3. Implement digital code-signing

This will prevent unauthorized software execution unless it is signed by a trusted entity, limiting the damage of an efficacious masquerade attack.

4. Limit user permissions as much as possible

Assign each user in your organization with the permissions required to work- implement the principle of least privileges. This will limit the damage of a successful masquerade attack.

5. Provide security awareness training

Security training for your staff will help mitigate both masquerade and other attacks. The training fosters secure habits within your organization and will limit many daily risks. Additionally, your team will be better prepared to deal with security events.


  1. Log out and reboot your computer –This will clear memory that could be used to compromise your machine.

  2. Use strong and complex passwords – Though obvious, this will be your first line of defense in any credential-based attack.

  3. Don’t open attachments in emails– First identify the sender and confirm that they sent you the email. Additionally, verify that the email contains an attachment and know what the attachment contains.

  4. Don’t click links (URLs) in emails– unless you know the sender, its destination, and proof that the sender is not being impersonated. Even then, scrutinize the link. Is it an HTTPS or an HTTP link? The majority of legitimate internet uses HTTPS. Lastly, check the link for incorrect spelling (facebooook or goggle?). If possible, get to the destination without using the link.

  5. Use an antivirus program – Only buy genuine and well-reviewed antivirus software from legitimate vendors. Keep it updated and regularly scan the system.

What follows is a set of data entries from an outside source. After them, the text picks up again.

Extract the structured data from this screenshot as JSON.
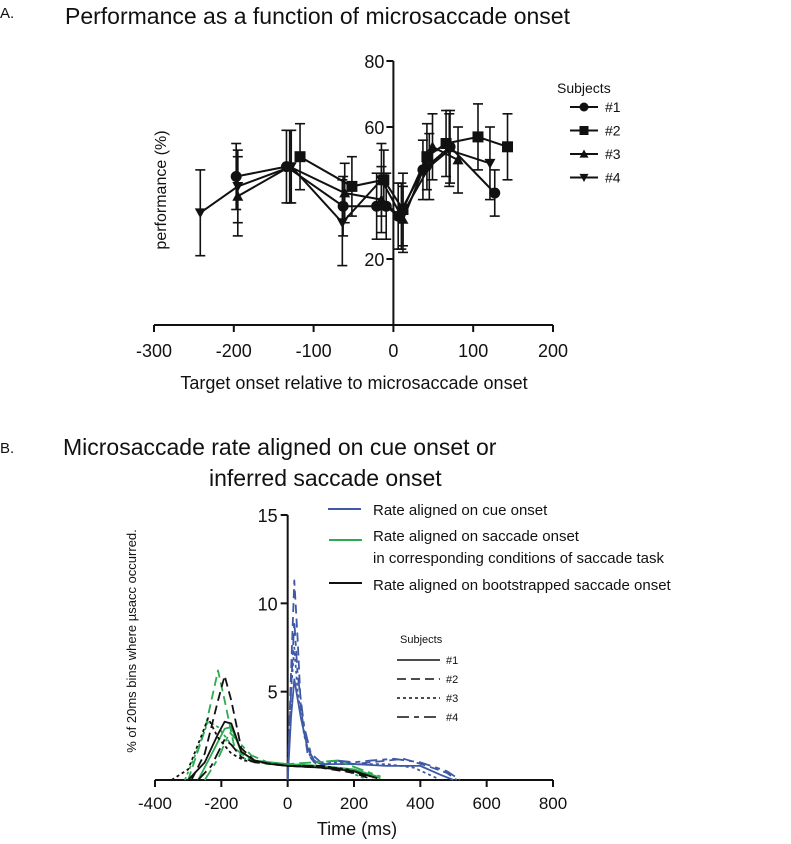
{
  "chart_data": [
    {
      "panel_label": "A.",
      "type": "scatter",
      "title": "Performance as a function of microsaccade onset",
      "xlabel": "Target onset relative to microsaccade onset",
      "ylabel": "performance (%)",
      "xlim": [
        -300,
        200
      ],
      "ylim": [
        0,
        80
      ],
      "xticks": [
        "-300",
        "-200",
        "-100",
        "0",
        "100",
        "200"
      ],
      "yticks": [
        "20",
        "60",
        "80"
      ],
      "ytick_values": [
        20,
        60,
        80
      ],
      "xtick_values": [
        -300,
        -200,
        -100,
        0,
        100,
        200
      ],
      "grid": false,
      "legend_title": "Subjects",
      "legend_placement": "right",
      "series": [
        {
          "name": "#1",
          "marker": "circle",
          "x": [
            -197,
            -134,
            -63,
            -21,
            -9,
            6,
            37,
            71,
            127
          ],
          "y": [
            45,
            48,
            36,
            36,
            36,
            33,
            47,
            54,
            40
          ],
          "err": [
            10,
            11,
            9,
            10,
            10,
            10,
            9,
            11,
            7
          ]
        },
        {
          "name": "#2",
          "marker": "square",
          "x": [
            -117,
            -52,
            -12,
            12,
            42,
            66,
            106,
            143
          ],
          "y": [
            51,
            42,
            44,
            35,
            51,
            55,
            57,
            54
          ],
          "err": [
            10,
            9,
            9,
            11,
            10,
            10,
            10,
            10
          ]
        },
        {
          "name": "#3",
          "marker": "triangle-up",
          "x": [
            -195,
            -130,
            -61,
            -15,
            12,
            49,
            81
          ],
          "y": [
            39,
            48,
            40,
            38,
            32,
            54,
            50
          ],
          "err": [
            12,
            11,
            9,
            10,
            10,
            10,
            10
          ]
        },
        {
          "name": "#4",
          "marker": "triangle-down",
          "x": [
            -242,
            -195,
            -128,
            -64,
            -15,
            10,
            45,
            70,
            121
          ],
          "y": [
            34,
            42,
            48,
            31,
            44,
            33,
            48,
            53,
            49
          ],
          "err": [
            13,
            11,
            11,
            13,
            11,
            10,
            10,
            11,
            11
          ]
        }
      ]
    },
    {
      "panel_label": "B.",
      "type": "line",
      "title": "Microsaccade rate aligned on cue onset or",
      "title_line2": "inferred saccade onset",
      "xlabel": "Time (ms)",
      "ylabel": "% of 20ms bins where µsacc occurred.",
      "xlim": [
        -400,
        800
      ],
      "ylim": [
        0,
        15
      ],
      "xticks": [
        "-400",
        "-200",
        "0",
        "200",
        "400",
        "600",
        "800"
      ],
      "xtick_values": [
        -400,
        -200,
        0,
        200,
        400,
        600,
        800
      ],
      "yticks": [
        "5",
        "10",
        "15"
      ],
      "ytick_values": [
        5,
        10,
        15
      ],
      "grid": false,
      "color_legend": [
        {
          "label": "Rate aligned on cue onset",
          "color": "#4059a6"
        },
        {
          "label": "Rate aligned on saccade onset",
          "label2": "in corresponding conditions of saccade task",
          "color": "#2eaa50"
        },
        {
          "label": "Rate aligned on bootstrapped saccade onset",
          "color": "#111111"
        }
      ],
      "subject_legend_title": "Subjects",
      "subject_legend": [
        "#1",
        "#2",
        "#3",
        "#4"
      ],
      "series": [
        {
          "name": "cue #1",
          "group": 0,
          "subject": 0,
          "x": [
            0,
            10,
            20,
            40,
            60,
            80,
            100,
            150,
            200,
            300,
            400,
            460,
            500
          ],
          "y": [
            0,
            3.5,
            5.7,
            3.5,
            1.8,
            1.1,
            0.9,
            0.9,
            0.9,
            0.8,
            0.8,
            0.3,
            0
          ]
        },
        {
          "name": "cue #2",
          "group": 0,
          "subject": 1,
          "x": [
            0,
            10,
            20,
            30,
            40,
            60,
            80,
            100,
            150,
            200,
            300,
            350,
            420,
            480,
            510
          ],
          "y": [
            0,
            6,
            11.3,
            8,
            4,
            1.5,
            1,
            0.8,
            1.1,
            0.9,
            1.1,
            1.2,
            0.8,
            0.4,
            0
          ]
        },
        {
          "name": "cue #3",
          "group": 0,
          "subject": 2,
          "x": [
            0,
            10,
            20,
            30,
            50,
            70,
            100,
            150,
            200,
            300,
            380,
            450
          ],
          "y": [
            0,
            5,
            7.5,
            5,
            2.5,
            1.2,
            0.9,
            1,
            0.9,
            0.9,
            0.7,
            0.1
          ]
        },
        {
          "name": "cue #4",
          "group": 0,
          "subject": 3,
          "x": [
            0,
            10,
            20,
            30,
            50,
            70,
            100,
            150,
            200,
            250,
            320,
            400,
            480,
            520
          ],
          "y": [
            0,
            5,
            9,
            6,
            3,
            1.5,
            1,
            1.1,
            1,
            1.1,
            1.2,
            1,
            0.5,
            0
          ]
        },
        {
          "name": "sacc #1",
          "group": 1,
          "subject": 0,
          "x": [
            -270,
            -220,
            -190,
            -170,
            -140,
            -100,
            -50,
            0,
            100,
            200,
            270
          ],
          "y": [
            0,
            1.8,
            2.9,
            3,
            1.6,
            1.1,
            1,
            0.9,
            0.8,
            0.6,
            0.2
          ]
        },
        {
          "name": "sacc #2",
          "group": 1,
          "subject": 1,
          "x": [
            -300,
            -250,
            -210,
            -190,
            -160,
            -120,
            -60,
            0,
            100,
            200,
            280
          ],
          "y": [
            0,
            2.8,
            6.2,
            4.5,
            1.8,
            1.2,
            0.9,
            0.8,
            0.8,
            0.5,
            0.1
          ]
        },
        {
          "name": "sacc #3",
          "group": 1,
          "subject": 2,
          "x": [
            -310,
            -270,
            -240,
            -210,
            -170,
            -130,
            -80,
            0,
            100,
            180,
            230
          ],
          "y": [
            0,
            1.8,
            3.3,
            3,
            2,
            1.2,
            1,
            0.9,
            0.8,
            0.5,
            0.1
          ]
        },
        {
          "name": "sacc #4",
          "group": 1,
          "subject": 3,
          "x": [
            -250,
            -210,
            -175,
            -150,
            -110,
            -60,
            0,
            80,
            150,
            220,
            280
          ],
          "y": [
            0,
            1.2,
            2.7,
            2.2,
            1.4,
            1.0,
            0.9,
            1.0,
            1.1,
            0.6,
            0.2
          ]
        },
        {
          "name": "boot #1",
          "group": 2,
          "subject": 0,
          "x": [
            -300,
            -250,
            -210,
            -190,
            -170,
            -140,
            -100,
            -50,
            0,
            100,
            200,
            270
          ],
          "y": [
            0,
            1,
            2.6,
            3.3,
            3.2,
            1.6,
            1.1,
            0.9,
            0.8,
            0.7,
            0.5,
            0.1
          ]
        },
        {
          "name": "boot #2",
          "group": 2,
          "subject": 1,
          "x": [
            -290,
            -250,
            -210,
            -190,
            -170,
            -140,
            -100,
            -50,
            0,
            100,
            200,
            260
          ],
          "y": [
            0,
            1.5,
            4.5,
            5.9,
            4.5,
            1.8,
            1.1,
            0.9,
            0.8,
            0.7,
            0.4,
            0
          ]
        },
        {
          "name": "boot #3",
          "group": 2,
          "subject": 2,
          "x": [
            -350,
            -300,
            -260,
            -240,
            -210,
            -170,
            -130,
            -80,
            0,
            100,
            180,
            250
          ],
          "y": [
            0,
            0.6,
            2.5,
            3.5,
            2.4,
            1.5,
            1.1,
            1,
            0.8,
            0.8,
            0.6,
            0.2
          ]
        },
        {
          "name": "boot #4",
          "group": 2,
          "subject": 3,
          "x": [
            -270,
            -230,
            -190,
            -170,
            -140,
            -100,
            -40,
            0,
            100,
            200,
            250
          ],
          "y": [
            0,
            0.8,
            2.3,
            2,
            1.3,
            1,
            0.9,
            0.8,
            0.8,
            0.5,
            0.1
          ]
        }
      ]
    }
  ]
}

  6. Keep your operating system updated – OS updates contain the newest security patches. Install them as soon as they’re released.

  7. Use a firewall – All commercial routers on the market provide a built-in NAT firewall, and major operating systems have built-in incoming firewalls. Please enable them. They might protect your system if you click a malicious link.

  8. Don’t give in to “warning fatigue: Take your browser’s warning seriously incase of a warning while accessing a website. Get your information from a different source. If the link in question was received by SMS or email, it might be sending you to a malicious site to retrieve an infected file. Don’t disregard your computer’s warning prompts.

  9. Never click on pop-ups. Ever. You never know where they’ll take you.


Like other online attacks, email masquerading attacks can be challenging to detect because their main symptoms could indicate a multitude of things. The measures listed above will hopefully help you avoid them completely. At the very least, they’ll help you recover faster if you implement them.